# measurable functions

• Sep 28th 2009, 02:05 AM
robeuler
measurable functions
Let f and g be measurable functions from X to the extended reals. Prove that the sets

A={x:f(x)<g(x)}
and
B={x:f(x)=g(x)}
are measurable.

And then prove that the set of points at which a sequence of measurable real valued functions converges is measurable.

To show that A is measurable I am trying to work with intersections. I know that f is measurable iff {(a,inf]} is measurable for all a in R. Similarly for g. Can I simply take the intersection of such sets to get A? Is the intersection of measurable sets measurable?

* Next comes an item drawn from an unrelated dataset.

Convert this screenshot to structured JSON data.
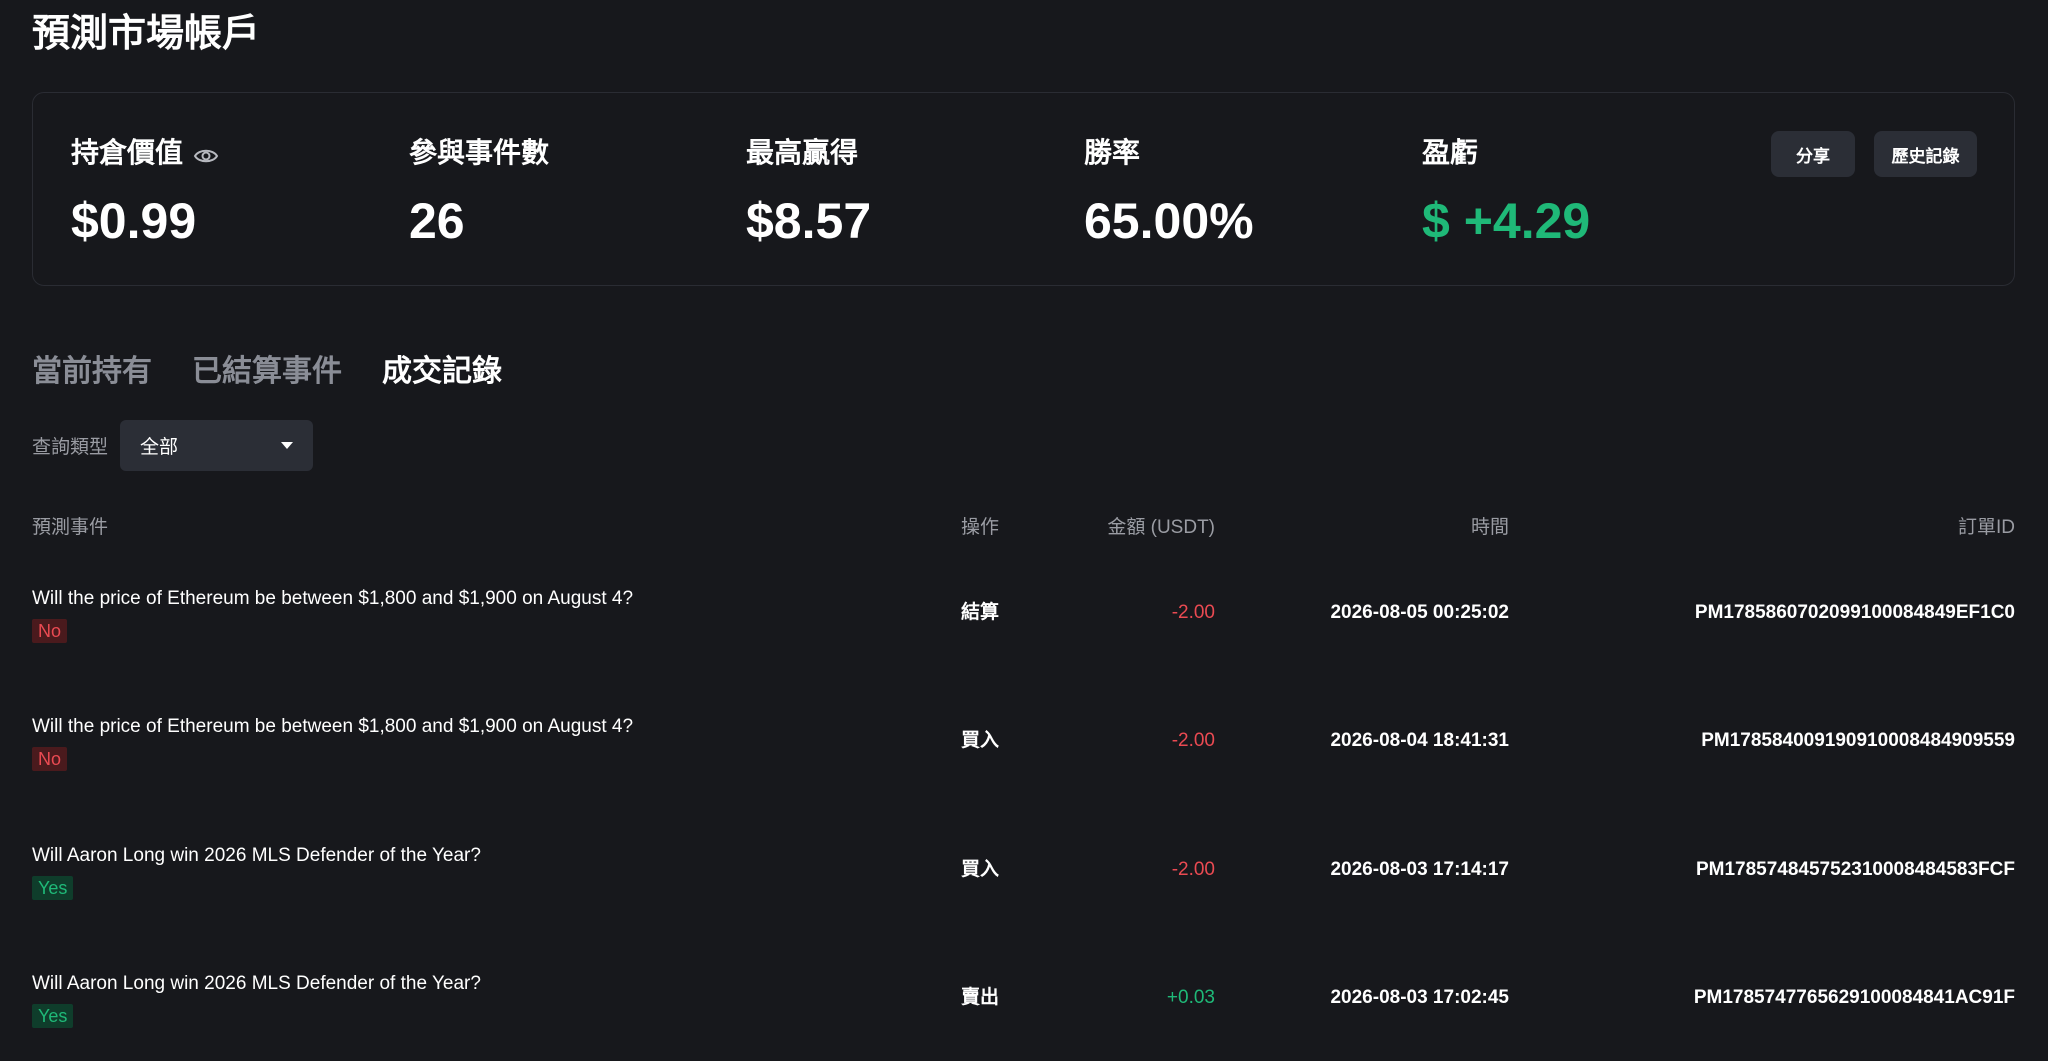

Can I do something similar for B?

Assuming A and B are measurable, I suppose I have to use that to show the second part of the question, but I dont see how.
• Sep 28th 2009, 05:00 AM
putnam120
1) Given the sigma algebra (the collection of measurable sets), $\displaystyle A$, then if $\displaystyle X,Y\in A$ you have that $\displaystyle X^c,Y^c\in A$. Next $\displaystyle X\cap Y=\left(X^c\cup Y^c\right)^c$. So $\displaystyle X\cap Y\in A$.

2) Let $\displaystyle E_(n,m,k)=\left\{x:|f_n(x)-f_m(x)|<\frac{1}{k}\right\}$. Then $\displaystyle \bigcap_{k=1}^\infty\bigcup_{N=1}^\infty\bigcap_{n =N}^\infty\bigcap_{m=N}^\infty E(n,m,k)$ is measurable. Now just show it is the same as the set of points where $\displaystyle f_n$ converges. Oh and you need to justify that $\displaystyle E(n,m,k)$, and the final set (with the intersections and unions) are both measurable.
• Sep 28th 2009, 08:50 AM
problem
For set A,try this A=$\displaystyle \bigcup_{r\in Q}(\{x:f(x)<r\}\bigcap \{x:g(x)>r\})$,Q is the set of rational numbers.
set B can be expressed as $\displaystyle \{x:f(x)\le g(x)\} \bigcap \{x:g(x)\le f(x)\}$
Quote:

And then prove that the set of points at which a sequence of measurable real valued functions converges is measurable.
The required set is $\displaystyle \{x:lim inf f_n(x)=lim sup f_n(x)\}$ where it follows that $\displaystyle lim inf f_n$ and $\displaystyle lim sup f_n$are measurable functions.